Sementara itu, smelter bertindak sebagai pelaku hilirisasi yang harus melakukan proses lanjutan untuk menciptakan nilai tambah melalui pengolahan dan pemurnian. Smelter membutuhkan investasi yang besar untuk pembangunan fasilitas pengolahan serta modal kerja untuk operasional. Hal ini mencakup pembelian ore secara tunai, pembayaran energi, dan kebutuhan operasional lainnya sebelum produk olahan diekspor.

Ketua Umum Forum Industri Nikel Indonesia, Alexander Barus menyatakan bahwa wacana baru soal DHE perlu untuk ditinjau kembali guna mencegah efek domino yang signifikan terhadap berbagai aspek perekonomian dan industri smelter nikel. Dirinya menilai bahwa peraturan tersebut tidak relevan dan peraturan yang berlaku saat ini tidak perlu diubah karena masih dalam tingkat yang dapat dikendalikan.

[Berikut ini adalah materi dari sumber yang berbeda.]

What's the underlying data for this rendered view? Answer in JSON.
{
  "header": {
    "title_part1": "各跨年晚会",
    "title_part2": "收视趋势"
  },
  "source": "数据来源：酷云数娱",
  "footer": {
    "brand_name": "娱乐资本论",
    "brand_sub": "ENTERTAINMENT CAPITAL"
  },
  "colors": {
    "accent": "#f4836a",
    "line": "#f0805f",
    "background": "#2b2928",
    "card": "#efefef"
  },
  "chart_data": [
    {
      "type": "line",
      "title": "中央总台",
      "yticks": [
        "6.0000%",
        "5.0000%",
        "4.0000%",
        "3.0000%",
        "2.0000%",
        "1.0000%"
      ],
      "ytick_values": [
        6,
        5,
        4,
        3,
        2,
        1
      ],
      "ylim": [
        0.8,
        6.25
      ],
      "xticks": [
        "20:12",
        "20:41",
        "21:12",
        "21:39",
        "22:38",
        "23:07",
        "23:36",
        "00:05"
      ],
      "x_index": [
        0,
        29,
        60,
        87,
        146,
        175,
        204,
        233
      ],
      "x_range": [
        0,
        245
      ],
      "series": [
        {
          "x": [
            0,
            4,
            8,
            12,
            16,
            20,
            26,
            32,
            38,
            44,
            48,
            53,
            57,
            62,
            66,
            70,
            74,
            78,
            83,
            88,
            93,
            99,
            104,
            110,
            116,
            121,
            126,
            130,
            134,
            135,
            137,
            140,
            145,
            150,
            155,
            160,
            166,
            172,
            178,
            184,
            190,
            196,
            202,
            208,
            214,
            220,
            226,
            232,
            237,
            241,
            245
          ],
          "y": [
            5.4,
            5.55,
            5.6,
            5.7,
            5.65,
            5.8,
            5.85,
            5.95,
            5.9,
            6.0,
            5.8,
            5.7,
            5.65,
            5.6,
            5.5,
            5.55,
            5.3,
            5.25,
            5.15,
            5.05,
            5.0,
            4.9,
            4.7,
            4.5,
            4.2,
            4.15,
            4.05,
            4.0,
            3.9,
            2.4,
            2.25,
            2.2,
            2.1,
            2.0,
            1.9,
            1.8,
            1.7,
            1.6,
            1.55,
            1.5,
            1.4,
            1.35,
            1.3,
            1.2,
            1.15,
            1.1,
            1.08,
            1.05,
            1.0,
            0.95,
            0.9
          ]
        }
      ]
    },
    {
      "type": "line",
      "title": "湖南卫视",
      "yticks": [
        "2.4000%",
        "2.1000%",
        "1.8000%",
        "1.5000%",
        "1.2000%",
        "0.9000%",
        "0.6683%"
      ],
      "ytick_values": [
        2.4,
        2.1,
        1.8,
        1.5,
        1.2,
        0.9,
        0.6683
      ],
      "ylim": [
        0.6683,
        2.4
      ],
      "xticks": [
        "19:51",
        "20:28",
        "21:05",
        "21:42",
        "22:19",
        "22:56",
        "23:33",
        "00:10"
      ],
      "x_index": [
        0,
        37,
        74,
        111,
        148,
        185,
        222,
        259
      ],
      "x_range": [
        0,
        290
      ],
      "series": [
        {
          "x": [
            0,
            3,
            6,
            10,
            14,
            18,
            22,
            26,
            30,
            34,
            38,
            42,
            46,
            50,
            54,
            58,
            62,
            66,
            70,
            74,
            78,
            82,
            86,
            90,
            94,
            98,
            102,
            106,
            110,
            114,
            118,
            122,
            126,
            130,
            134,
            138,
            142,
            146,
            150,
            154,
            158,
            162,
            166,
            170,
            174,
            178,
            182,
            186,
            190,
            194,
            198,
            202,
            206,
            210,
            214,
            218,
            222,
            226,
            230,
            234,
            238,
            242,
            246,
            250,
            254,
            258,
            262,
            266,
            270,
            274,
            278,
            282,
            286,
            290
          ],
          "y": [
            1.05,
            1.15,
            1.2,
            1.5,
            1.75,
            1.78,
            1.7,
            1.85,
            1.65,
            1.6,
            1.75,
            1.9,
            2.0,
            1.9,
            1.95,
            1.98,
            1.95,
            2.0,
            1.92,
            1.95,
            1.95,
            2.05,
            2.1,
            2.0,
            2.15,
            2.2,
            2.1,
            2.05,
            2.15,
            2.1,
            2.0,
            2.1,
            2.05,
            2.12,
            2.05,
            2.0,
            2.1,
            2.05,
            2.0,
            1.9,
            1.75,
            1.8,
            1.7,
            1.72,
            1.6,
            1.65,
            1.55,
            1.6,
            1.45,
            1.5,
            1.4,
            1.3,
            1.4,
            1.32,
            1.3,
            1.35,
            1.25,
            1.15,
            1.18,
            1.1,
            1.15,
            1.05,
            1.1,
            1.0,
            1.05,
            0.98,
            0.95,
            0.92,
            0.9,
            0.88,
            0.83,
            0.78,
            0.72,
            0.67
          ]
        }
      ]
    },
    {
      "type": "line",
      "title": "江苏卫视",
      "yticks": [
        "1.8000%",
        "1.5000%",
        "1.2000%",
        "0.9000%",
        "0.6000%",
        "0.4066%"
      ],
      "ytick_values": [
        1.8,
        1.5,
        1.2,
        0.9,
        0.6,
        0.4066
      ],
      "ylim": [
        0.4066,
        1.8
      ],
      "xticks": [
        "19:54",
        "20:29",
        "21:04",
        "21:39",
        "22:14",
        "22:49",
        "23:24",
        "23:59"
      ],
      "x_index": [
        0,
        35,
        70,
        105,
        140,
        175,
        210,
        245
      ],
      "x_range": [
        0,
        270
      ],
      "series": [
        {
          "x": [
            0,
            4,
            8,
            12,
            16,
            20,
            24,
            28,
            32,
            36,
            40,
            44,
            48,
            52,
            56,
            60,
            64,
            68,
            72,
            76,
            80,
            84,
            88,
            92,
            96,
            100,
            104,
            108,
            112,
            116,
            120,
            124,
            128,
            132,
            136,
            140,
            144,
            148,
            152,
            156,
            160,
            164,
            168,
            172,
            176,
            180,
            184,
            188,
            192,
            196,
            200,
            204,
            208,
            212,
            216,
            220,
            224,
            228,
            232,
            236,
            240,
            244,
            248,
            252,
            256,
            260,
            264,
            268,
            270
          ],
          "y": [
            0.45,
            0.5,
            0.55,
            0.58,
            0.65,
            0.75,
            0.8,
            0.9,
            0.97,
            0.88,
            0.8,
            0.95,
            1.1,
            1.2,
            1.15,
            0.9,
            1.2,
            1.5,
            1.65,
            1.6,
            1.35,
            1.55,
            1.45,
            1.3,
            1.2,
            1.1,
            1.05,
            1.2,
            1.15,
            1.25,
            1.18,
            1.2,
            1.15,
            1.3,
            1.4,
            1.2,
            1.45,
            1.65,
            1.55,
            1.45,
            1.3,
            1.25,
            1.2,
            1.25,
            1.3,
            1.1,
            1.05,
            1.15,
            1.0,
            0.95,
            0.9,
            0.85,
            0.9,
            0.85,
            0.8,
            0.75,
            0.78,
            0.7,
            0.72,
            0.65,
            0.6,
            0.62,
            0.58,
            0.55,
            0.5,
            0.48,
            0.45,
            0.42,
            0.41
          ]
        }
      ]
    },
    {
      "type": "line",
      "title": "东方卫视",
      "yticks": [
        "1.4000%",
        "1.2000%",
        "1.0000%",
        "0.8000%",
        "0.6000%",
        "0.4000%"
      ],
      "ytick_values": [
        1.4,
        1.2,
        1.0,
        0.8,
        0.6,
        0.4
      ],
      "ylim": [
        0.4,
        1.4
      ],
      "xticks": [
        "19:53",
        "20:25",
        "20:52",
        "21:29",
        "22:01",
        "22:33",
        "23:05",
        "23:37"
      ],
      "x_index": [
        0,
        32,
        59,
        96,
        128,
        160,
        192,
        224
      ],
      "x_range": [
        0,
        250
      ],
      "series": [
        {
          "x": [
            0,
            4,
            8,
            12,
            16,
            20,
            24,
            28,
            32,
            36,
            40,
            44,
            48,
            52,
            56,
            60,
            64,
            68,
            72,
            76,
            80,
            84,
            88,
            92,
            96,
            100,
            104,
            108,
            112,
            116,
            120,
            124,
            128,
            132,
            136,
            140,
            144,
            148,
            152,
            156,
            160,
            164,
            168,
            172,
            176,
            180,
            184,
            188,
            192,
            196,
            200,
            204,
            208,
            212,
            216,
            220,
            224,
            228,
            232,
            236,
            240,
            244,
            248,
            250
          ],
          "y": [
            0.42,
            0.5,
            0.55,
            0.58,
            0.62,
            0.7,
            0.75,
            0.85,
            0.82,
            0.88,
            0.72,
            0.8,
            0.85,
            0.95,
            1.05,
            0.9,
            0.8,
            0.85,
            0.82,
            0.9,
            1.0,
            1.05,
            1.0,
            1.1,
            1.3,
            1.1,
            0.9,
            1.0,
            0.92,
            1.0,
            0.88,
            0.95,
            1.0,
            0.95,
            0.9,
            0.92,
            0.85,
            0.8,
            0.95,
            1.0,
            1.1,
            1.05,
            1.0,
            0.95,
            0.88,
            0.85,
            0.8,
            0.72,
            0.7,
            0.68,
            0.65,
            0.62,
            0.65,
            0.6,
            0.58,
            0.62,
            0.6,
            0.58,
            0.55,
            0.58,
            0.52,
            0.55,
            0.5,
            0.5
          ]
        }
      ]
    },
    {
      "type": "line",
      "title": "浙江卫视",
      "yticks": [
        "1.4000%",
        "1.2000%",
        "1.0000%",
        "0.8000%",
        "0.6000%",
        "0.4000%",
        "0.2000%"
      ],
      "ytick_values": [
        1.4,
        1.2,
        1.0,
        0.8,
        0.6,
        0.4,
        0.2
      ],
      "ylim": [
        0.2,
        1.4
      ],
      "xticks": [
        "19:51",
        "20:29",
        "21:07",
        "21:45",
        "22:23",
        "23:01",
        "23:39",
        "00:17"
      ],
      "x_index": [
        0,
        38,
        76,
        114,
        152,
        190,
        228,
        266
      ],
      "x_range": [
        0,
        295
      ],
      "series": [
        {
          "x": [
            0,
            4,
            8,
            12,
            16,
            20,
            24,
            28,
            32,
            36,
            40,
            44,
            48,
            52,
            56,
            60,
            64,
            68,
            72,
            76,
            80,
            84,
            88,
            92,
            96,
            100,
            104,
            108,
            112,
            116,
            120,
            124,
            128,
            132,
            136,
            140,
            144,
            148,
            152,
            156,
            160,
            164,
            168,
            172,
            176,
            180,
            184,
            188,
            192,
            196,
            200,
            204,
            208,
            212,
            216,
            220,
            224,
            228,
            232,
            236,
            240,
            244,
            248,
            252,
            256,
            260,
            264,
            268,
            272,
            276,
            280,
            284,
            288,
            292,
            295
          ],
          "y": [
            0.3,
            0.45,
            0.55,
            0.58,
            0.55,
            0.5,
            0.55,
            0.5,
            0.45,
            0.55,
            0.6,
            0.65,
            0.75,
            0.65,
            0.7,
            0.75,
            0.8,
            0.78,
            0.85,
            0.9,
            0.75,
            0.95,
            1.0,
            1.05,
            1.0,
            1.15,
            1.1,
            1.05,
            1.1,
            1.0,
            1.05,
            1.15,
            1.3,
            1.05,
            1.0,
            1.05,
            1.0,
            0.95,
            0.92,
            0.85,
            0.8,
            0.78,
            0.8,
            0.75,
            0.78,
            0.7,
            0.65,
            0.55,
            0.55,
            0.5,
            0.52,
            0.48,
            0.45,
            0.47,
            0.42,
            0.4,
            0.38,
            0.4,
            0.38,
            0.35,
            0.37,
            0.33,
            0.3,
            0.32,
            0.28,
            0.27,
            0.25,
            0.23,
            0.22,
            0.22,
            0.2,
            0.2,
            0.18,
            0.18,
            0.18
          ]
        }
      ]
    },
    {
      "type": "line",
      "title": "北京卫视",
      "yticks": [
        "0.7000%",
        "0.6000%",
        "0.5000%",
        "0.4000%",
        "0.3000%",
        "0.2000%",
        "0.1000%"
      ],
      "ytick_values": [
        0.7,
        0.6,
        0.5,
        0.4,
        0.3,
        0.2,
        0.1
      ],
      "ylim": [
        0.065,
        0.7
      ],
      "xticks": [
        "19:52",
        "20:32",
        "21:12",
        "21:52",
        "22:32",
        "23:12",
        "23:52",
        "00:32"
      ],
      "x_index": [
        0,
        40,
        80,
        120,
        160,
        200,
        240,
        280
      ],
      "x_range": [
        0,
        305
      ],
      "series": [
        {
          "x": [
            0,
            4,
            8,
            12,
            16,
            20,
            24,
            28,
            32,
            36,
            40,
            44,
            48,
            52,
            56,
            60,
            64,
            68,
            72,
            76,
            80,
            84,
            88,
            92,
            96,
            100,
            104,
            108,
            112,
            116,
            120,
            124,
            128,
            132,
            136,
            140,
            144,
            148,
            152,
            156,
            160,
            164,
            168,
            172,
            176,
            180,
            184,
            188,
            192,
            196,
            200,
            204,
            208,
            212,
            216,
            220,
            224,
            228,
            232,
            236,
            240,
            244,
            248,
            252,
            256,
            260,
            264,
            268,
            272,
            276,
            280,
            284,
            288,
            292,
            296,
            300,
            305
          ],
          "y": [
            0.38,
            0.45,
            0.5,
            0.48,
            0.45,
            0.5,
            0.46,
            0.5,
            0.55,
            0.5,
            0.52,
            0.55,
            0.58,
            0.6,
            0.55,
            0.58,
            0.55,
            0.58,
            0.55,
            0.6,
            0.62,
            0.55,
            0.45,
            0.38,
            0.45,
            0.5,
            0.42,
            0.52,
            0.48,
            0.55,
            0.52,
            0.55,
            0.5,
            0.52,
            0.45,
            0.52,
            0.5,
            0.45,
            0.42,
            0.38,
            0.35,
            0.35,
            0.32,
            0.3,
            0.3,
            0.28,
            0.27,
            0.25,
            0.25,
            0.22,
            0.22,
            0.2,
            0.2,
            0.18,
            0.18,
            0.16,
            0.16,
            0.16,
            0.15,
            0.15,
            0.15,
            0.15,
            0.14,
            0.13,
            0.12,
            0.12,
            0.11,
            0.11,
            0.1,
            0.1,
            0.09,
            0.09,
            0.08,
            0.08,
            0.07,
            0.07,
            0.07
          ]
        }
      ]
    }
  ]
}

“FINI mengusulkan agar kebijakan tentang DHE yang berlaku saat ini tidak diubah, meskipun berat tetapi masih dalam tingkat managable. Di samping itu, prinsip konsistensi dan kepastian aturan perlu kita lembagakan agar para pengusaha dan investor dapat bertumpu kepada dukungan pemerintah yang solid dalam ruang kepastian,” ungkapnya.

Kebijakan ini juga secara langsung menambah biaya bagi eksportir, khususnya pelaku hilirisasi seperti smelter. FINI menilai bahwa hal ini tidak adil karena beban tambahan ini tidak semestinya dibebankan kepada pihak yang sudah berkontribusi besar melalui proses nilai tambah.

Selain itu, memunculkan kendala dalam akses pembiayaan, tanpa adanya penambahan modal kerja, smelter menghadapi risiko pengurangan produksi, bahkan potensi penghentian operasi. Dengan likuiditas yang semakin ketat akibat kebijakan ini, kapasitas produksi smelter dapat menurun. Jika hal ini terjadi secara meluas, akan berdampak pada hilangnya lapangan kerja dan berkurangnya kontribusi sektor nikel terhadap perekonomian nasional.

FINI menegaskan komitmennya untuk terus mendukung visi pemerintah dalam meningkatkan nilai tambah dan hilirisasi sumber daya alam. Namun, wacana kebijakan DHE-SDA tersebut tidak perlu diubah agar tidak menghambat keberlanjutan dan daya saing industri pengolahan nikel di Indonesia. Dengan dialog konstruktif antara pemerintah dan pelaku industri, diharapkan tercipta solusi yang adil dan berkelanjutan bagi semua pihak.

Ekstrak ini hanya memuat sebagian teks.